Review by Derrick Carter
Running Time: 2 hours 8 minutes
MPAA Rating: Not Rated
(Japanese with English subtitles)
Directed by: Takashi Miike
Written by: Takashi Miike
(based on the novel AKU NO KYOTEN by Yusuke Kishi)
Starring: Hideaki Ito, Takayuki Yamada, Mitsuru Fukikoshi, Takehiro Hira, Shota Sometani & Fumi Nikaido
BATTLE ROYALE was released in Japan in the year 2000 and instantly received a huge amount of controversy about the content (teenagers being forced to kill other teenagers). Not until the PG-13 Americanized version of BATTLE ROYALE (a.k.a. THE HUNGER GAMES) was released, did cinephiles even receive a proper release of this film. It took BATTLE ROYALE twelve long years to get a release in the USA. Sure, there were other ways of seeing it (Region Free DVDs or Importing), but those who wanted a legit studio release would wait over a decade to see this film. Why am I going on about BATTLE ROYALE, when this review is about LESSON OF THE EVIL? Because I will very shocked if ROYALE’s fate doesn’t also mirror what eventually happens to this film (minus the Americanized PG-13 version).
Words can barely do justice to how dark, twisted, disturbing, and hideously funny this film is. The content alone will give it major controversy in the states. Since prolific filmmaker Takashi Miike is behind it, you know there’s a lot of care and effort put into it. It pays off, but it doesn’t lessen any of the total chaos unleashed in this sick film.
Hasumi is a well-liked, handsome teacher who seems to glitter in the social spotlight (as one of his fellow colleagues puts it). His students like him. His peers respect him. Overall, Hasumi seems like the perfect example that all teachers should strive to be. There’s just one little set back. Hasumi is actually a lunatic who’s systematically planning the murder of each and every one of his students. The film isn’t just about Hasumi plotting a mass murdering spree, because it interweaves different subplots involving the students and other teachers. Mature topics are addressed that could (and do) have entire features devoted to them such as abuse, bullying, and pedophilia. Taking center stage is still Hasumi as he uses each emotion and every circumstance around him to his cruel advantage. Will any of the students survive his rage or will he get away with his evil deeds?
Weird is one of the many words that could be applied to this film. It’s masterfully made (as Miike does have over 90 film credits to his name) and works in far more than the sense of just a slasher film (which a lot of people have been labeling it as). This is kind of like a Japanese Cronenbergian type of film. It’s bizarre, dark, and strange all the way through, but it also is entertaining beyond belief. The violence is shocking (as should be expected since we do see students being killed with a shotgun at point-blank range).

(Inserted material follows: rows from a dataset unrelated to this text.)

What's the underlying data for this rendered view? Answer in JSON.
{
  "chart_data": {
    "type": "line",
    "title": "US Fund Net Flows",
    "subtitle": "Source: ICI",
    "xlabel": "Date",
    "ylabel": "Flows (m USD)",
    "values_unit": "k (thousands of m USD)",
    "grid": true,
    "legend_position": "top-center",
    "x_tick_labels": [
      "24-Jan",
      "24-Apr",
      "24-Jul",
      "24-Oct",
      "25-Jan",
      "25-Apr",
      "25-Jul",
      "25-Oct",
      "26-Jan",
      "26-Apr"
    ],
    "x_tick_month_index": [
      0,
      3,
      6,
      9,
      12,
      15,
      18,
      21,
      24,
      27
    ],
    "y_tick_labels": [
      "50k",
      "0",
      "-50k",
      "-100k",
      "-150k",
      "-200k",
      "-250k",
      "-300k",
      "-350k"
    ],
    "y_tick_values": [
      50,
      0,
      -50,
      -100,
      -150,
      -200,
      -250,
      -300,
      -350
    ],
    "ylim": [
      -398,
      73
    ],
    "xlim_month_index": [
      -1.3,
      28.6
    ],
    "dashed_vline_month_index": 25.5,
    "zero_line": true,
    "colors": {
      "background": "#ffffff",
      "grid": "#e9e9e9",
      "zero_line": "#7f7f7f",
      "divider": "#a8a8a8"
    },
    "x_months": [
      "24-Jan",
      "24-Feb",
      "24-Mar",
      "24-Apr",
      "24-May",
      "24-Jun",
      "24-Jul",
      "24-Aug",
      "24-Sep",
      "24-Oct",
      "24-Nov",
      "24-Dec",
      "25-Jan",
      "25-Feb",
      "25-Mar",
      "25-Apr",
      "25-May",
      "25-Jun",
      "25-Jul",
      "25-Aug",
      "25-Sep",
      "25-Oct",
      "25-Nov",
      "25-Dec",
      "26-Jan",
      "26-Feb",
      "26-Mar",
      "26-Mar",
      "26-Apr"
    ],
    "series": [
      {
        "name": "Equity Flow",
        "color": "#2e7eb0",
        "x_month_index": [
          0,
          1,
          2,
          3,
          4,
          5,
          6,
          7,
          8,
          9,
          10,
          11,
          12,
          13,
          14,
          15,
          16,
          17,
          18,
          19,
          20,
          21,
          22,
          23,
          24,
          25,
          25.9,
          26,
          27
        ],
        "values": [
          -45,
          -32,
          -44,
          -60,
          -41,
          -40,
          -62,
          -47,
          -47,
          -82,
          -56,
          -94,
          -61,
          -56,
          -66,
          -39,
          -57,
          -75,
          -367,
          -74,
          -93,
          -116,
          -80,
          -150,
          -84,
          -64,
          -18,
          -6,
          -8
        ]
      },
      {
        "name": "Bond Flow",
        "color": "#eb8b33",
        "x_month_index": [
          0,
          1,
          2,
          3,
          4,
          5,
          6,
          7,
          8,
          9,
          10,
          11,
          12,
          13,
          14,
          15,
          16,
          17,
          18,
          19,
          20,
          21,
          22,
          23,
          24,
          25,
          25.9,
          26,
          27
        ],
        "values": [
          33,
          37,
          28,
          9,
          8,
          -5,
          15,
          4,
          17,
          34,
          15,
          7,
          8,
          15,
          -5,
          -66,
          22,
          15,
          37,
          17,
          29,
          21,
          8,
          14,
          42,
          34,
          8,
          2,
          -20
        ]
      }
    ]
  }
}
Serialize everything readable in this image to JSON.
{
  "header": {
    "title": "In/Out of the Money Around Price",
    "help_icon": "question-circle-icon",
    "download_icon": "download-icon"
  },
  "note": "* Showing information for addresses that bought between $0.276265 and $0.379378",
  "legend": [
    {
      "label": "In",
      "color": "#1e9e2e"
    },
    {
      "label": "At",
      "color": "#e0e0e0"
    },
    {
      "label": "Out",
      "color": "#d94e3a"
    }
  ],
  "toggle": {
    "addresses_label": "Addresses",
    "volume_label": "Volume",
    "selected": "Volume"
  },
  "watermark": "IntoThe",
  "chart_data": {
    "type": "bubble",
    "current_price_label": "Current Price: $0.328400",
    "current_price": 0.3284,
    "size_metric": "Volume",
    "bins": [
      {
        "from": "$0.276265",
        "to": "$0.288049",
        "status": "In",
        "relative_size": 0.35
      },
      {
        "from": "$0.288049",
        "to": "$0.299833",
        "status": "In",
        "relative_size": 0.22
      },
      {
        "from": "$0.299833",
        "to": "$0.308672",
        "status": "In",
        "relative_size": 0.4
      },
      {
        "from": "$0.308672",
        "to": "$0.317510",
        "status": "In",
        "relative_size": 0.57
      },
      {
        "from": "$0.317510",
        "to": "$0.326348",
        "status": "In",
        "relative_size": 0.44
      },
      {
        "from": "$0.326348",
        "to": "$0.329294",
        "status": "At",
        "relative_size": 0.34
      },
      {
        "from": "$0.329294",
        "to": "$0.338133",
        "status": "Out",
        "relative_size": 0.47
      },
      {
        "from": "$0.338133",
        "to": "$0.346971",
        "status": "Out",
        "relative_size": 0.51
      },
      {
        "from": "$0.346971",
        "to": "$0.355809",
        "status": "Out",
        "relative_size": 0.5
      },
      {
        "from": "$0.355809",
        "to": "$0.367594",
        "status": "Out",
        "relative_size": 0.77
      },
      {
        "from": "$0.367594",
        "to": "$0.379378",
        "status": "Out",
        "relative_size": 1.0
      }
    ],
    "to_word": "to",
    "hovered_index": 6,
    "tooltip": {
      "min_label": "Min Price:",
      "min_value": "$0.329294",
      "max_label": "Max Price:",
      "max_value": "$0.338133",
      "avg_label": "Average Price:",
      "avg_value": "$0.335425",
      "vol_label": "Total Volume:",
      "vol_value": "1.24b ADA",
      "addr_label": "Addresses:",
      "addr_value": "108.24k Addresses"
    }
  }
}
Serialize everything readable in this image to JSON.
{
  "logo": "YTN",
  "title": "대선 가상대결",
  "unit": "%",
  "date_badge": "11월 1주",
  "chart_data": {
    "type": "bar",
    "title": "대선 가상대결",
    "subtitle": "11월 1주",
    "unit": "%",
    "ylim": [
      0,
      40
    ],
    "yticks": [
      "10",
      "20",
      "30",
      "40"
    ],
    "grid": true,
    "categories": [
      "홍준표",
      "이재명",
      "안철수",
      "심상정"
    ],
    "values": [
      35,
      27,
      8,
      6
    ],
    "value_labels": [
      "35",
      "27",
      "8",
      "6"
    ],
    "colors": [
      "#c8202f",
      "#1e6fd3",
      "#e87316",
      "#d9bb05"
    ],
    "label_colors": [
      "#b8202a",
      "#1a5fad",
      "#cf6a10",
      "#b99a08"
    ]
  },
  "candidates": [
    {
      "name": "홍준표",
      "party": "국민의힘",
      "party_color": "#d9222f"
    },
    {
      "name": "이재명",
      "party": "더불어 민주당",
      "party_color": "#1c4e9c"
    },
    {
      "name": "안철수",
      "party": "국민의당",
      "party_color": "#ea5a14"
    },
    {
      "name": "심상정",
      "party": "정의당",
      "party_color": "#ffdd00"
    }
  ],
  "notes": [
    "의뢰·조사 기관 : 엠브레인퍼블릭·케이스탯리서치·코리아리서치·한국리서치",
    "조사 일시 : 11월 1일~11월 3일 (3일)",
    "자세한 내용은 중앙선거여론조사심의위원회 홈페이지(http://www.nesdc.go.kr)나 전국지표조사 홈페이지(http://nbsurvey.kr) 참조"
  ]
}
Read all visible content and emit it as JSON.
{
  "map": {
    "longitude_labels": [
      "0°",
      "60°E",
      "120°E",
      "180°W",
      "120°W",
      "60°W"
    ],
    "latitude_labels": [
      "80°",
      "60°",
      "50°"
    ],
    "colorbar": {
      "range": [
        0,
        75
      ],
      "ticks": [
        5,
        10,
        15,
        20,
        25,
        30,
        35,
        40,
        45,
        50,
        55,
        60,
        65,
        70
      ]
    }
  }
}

There’s plenty of blood, gore, and even a brief scene of body-horror that comes into play (which makes perfect sense in the context of the film).
One of the key things that keeps this deranged movie going is that it doesn’t completely focus on the dark side of things and manages to have some genuinely funny moments without ever losing it’s edge. One joke worked hysterically well for me, especially because it came after such a horrible scene committed on film, that I was almost dying with laughter (pun intended). The performance of Hideaki Ito brings life to this insane and very charismatic main character that, though never rooting for him, we can’t help being interested in the next step of his bloody master plan. I appreciated how the pretty guy was the complete psycho and the ugly outcast member of the faculty is actually a bit of a hero to some extent.
Miike constantly pulls the rug out from the viewer’s feet too. There were multiple moments where I thought one thing was going to happen and it was completely reversed. It the sleight of hand trick that Miike pulls off as writer/director and he does so multiple times in ways that don’t get old. The only real problem I had with LESSON OF THE EVIL comes in some unnecessary flashbacks. We don’t need to know Hasumi’s background, because the less we know about something the scarier it is. However, we are given every bit of detail involving the events in this man’s life (from a teenager onwards) that led him to this horrifying decision.
LESSON OF THE EVIL is a ballsy movie that will naturally generate controversy, but it’s also extremely well made and damn entertaining. There are moments of humor that never detract from just how twisted the whole film is. So if you’re looking for something dark, shocking, and scathingly funny, with some original thought to it also, then check out LESSON OF THE EVIL (assuming that it ever gets released in America). This is one class you’ll want to attend!